The politically popular but economically questionable system of automatically indexing wages for inflation has further complicated efforts to make the archaic economy more efficient and cut the bloated government payroll.
Domestically, Papandreou is on more solid political ground in his stridently anti-American and nonaligned foreign policy, which sets Greece apart from and often infuriates the other members of the North Atlantic alliance and the European Community.
Much of his rhetoric sounds like a throwback to the angry antiwestern statements of such Third World anticolonialists as Ghana's Kwame Nkrumah or India's Krishna Menon a generation ago.

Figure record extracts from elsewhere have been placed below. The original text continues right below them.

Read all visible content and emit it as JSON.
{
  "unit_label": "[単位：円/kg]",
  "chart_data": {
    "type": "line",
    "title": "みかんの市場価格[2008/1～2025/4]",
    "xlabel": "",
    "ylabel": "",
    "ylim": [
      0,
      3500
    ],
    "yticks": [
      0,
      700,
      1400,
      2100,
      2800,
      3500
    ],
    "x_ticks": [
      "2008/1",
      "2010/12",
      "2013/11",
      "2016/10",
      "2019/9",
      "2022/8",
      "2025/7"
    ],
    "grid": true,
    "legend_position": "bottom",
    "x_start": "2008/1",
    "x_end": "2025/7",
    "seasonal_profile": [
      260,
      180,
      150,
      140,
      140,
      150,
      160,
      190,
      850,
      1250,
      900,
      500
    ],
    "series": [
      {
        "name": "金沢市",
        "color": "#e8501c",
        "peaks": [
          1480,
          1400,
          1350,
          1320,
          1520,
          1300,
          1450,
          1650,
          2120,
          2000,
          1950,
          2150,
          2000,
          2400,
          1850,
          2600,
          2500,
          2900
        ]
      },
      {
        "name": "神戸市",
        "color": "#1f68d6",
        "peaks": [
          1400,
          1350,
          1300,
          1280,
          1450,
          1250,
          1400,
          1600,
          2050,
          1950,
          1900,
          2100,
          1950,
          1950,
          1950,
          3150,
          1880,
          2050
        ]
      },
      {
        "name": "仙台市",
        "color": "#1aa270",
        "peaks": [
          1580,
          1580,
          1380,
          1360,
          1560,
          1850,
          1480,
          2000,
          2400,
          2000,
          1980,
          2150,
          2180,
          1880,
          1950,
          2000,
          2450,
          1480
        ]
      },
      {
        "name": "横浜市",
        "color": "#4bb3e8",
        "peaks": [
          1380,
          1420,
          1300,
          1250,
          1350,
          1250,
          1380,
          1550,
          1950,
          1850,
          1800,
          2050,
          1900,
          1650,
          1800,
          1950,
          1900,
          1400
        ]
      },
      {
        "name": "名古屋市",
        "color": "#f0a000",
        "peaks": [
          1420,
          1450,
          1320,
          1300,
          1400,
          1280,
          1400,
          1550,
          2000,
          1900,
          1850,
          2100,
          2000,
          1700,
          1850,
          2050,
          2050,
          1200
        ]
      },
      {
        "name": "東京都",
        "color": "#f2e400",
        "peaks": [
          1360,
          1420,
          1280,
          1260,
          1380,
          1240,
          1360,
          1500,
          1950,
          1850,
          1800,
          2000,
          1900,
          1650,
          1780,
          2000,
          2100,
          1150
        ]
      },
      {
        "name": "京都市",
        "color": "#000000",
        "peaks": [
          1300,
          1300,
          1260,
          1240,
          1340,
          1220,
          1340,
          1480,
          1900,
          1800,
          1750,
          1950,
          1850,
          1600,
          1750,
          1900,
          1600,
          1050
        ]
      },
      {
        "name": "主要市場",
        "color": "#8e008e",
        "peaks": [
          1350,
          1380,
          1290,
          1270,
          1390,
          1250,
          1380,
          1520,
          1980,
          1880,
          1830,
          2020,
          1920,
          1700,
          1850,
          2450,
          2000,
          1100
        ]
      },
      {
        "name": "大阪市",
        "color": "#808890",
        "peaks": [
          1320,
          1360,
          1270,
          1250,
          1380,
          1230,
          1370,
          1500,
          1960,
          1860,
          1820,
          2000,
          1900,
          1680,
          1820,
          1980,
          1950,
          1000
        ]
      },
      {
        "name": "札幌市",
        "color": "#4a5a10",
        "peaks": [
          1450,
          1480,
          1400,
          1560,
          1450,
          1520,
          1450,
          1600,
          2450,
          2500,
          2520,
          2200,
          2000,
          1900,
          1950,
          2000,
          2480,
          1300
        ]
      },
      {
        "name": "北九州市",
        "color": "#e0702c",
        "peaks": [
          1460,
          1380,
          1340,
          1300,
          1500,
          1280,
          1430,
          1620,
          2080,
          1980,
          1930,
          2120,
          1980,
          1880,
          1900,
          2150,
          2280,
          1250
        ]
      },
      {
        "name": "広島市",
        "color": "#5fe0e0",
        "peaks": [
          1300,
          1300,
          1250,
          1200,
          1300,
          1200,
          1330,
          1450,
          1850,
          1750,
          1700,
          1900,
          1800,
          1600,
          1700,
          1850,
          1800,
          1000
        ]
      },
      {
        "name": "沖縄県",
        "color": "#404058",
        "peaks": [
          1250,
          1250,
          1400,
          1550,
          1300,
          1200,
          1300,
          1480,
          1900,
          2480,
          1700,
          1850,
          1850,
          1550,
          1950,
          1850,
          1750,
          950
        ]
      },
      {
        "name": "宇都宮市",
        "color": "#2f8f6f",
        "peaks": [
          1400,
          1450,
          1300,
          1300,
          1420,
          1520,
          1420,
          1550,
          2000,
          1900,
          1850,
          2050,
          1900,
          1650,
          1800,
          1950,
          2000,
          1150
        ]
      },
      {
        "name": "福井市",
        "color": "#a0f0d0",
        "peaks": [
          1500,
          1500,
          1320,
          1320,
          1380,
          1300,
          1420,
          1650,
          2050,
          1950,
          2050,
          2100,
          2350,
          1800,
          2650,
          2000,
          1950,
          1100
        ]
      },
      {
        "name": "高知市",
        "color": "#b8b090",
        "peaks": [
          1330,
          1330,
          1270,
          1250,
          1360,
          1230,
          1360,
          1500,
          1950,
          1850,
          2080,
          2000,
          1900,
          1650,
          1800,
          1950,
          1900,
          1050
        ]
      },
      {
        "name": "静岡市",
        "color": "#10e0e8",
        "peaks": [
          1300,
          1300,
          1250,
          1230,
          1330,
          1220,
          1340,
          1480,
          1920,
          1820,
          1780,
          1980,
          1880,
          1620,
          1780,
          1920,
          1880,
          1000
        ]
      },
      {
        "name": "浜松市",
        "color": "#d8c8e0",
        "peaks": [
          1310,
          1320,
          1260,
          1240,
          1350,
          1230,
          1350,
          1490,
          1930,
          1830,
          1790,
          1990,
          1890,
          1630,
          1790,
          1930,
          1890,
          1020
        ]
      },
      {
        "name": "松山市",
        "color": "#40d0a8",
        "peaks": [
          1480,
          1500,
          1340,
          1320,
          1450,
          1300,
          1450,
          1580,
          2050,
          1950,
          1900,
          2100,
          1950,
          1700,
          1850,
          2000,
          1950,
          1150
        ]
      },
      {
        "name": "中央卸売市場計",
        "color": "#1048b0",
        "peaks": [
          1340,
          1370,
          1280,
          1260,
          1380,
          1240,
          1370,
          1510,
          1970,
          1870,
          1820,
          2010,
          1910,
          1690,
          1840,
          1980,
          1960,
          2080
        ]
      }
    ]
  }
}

But in Greece even many right-wingers and centrists secretly share his criticism of past policies of the United States, often seen as the latest in this century's long line of great powers dictating their will to the Greeks.
Similarly, even his enemies recognize that, for better or worse, Greece is no longer taken for granted, thanks to Papandreou's pronouncements, which range from calling the United States a "metropolis of imperialism" to agreeing with Moscow's claims that the Korean airliner it shot down in 1983 was on a spy mission.
Foreign policy issues have been almost totally absent from the campaign, unlike 1981, when Papandreou touched the deep-seated nationalism in Greeks by threatening to close down U.S. bases, leave NATO and oppose membership in the European Community.
Since last year, Papandreou has toned down his anti-American outbursts. Pasok officials, arguing that his bark is worse than his bite, point to the 1983 agreement extending the leases of four American military installations here. That, they note, was something the previous conservative government did not dare do. And they concede that Greece will not now leave the European Community.
What lies ahead for the U.S. bases is unclear. The Pasok platform demands that the bases, which "expose us to the danger of annihilation" in a nuclear war, be "definitively" removed in accordance with a timetable.
But the 1983 agreement contains no such timetable. Closing the bases would deprive Greece of American military aid, now roughly $500 million annually, and leave its armed forces at the mercy of Turkey, which Papandreou insists is the real threat to Greek security.
More immediately worrisome is the deep cleavage among Greeks that has helped Papandreou to propel Pasok to power, doubling its share of the vote in each of three national elections starting in 1974.
Applying the techniques of North American politics that he picked up during his long stays in the United States and Canada, Papandreou effectively squeezed the center out of Greek politics. In the process, he has reopened many wounds of the Greek body politic dating back to the 1946-49 civil war. He steadfastly refuses to credit the right with restoring democracy after the 1967-74 military dictatorship collapsed and his rhetoric constantly warns of a return to police state techniques if Pasok loses power.